NASA Earthdata Webinar: NASA Openscapes Mentors from 4 data centers present the Earthdata Cloud Cookbook

blog
nasa-framework
Authors

Bri Lind

Alexis Hunzinger

Luis Lopez

Cassandra Nickles

NASA Openscapes Community

Published

March 12, 2024

On Wednesday, February 28, NASA Openscapes Mentors from 4 data centers shared how to use the Openscapes Earthdata Cloud Cookbook—a compilation of open-source tutorials, workflows, libraries, and cheatsheets that help users find, access, and work with Earth science data. This was really exciting to have the opportunity for the Mentors to share about this work on a big stage! There were 106 attendees, and recordings of these webinars are often watched by many more!
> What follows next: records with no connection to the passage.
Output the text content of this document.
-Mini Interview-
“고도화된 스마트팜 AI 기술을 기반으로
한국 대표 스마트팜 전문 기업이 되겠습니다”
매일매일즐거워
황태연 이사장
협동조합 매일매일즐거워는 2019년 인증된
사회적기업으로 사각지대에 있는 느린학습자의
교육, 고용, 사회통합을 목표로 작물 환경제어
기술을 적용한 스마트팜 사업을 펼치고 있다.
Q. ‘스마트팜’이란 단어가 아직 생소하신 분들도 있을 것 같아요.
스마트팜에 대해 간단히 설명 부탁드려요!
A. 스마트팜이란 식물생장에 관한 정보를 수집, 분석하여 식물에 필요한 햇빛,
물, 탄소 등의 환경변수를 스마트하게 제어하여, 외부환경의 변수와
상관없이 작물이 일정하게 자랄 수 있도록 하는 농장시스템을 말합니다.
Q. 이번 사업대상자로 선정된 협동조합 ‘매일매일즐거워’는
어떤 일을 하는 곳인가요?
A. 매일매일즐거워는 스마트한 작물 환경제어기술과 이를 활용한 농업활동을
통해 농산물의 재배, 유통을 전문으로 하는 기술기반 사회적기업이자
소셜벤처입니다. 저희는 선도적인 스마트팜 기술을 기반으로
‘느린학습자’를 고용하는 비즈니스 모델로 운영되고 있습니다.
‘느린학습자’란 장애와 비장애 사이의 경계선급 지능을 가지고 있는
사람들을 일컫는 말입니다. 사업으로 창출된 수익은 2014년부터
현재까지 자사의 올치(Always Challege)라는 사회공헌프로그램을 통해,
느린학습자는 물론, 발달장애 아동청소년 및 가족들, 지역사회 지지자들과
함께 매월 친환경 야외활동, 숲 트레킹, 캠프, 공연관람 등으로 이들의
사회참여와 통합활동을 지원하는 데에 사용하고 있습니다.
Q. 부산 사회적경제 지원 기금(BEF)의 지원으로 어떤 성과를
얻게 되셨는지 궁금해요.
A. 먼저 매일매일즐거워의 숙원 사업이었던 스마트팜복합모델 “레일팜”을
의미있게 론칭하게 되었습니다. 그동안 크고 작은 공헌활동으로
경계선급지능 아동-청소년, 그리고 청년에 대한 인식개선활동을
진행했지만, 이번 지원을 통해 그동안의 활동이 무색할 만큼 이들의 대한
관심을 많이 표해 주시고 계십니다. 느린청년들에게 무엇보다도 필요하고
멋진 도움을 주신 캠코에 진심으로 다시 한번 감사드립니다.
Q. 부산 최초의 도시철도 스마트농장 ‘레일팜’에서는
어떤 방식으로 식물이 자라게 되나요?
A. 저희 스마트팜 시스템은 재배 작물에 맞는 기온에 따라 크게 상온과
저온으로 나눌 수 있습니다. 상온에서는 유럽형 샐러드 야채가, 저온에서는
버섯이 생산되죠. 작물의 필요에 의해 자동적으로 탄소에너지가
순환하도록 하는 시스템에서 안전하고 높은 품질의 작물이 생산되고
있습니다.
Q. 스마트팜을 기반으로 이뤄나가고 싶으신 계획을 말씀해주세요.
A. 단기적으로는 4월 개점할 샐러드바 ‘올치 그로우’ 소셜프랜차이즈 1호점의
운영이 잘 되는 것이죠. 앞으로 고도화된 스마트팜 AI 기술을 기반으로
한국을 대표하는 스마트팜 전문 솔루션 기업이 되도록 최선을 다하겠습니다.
Presenters were Bri Lind from the Land Processes Data Active Archive Center(LP DAAC); Luis Alberto Lopez Espinosa, from the National Snow and Ice Data Center (NSIDC); Cassie Nickles from the Physical Oceanography Data Active Archive Center (PO.DAAC); and Alexis Hunzinger from the Goddard Earth Sciences Data and Information Services Center (GES DISC).

Quicklinks:


Community Developed Resources—Explore the Openscapes Earthdata Cloud Cookbook

Bri Lind kicked things off by describing data stewardship at NASA. NASA has many discipline specific data centers that archive and manage data from all of the Earth observation missions. She then shifted to NASA Openscapes - a mentor community across those NASA Earth science data centers that helps support users though co-creating common tutorials, hosting cloud training events, and practicing open science ourselves! Bri shared how open science is something we do in our daily work - we write open source code using tools like python, R, Quarto, and GitHub, and interact with open communities like leafmap, Pangeo, and rOpenSci.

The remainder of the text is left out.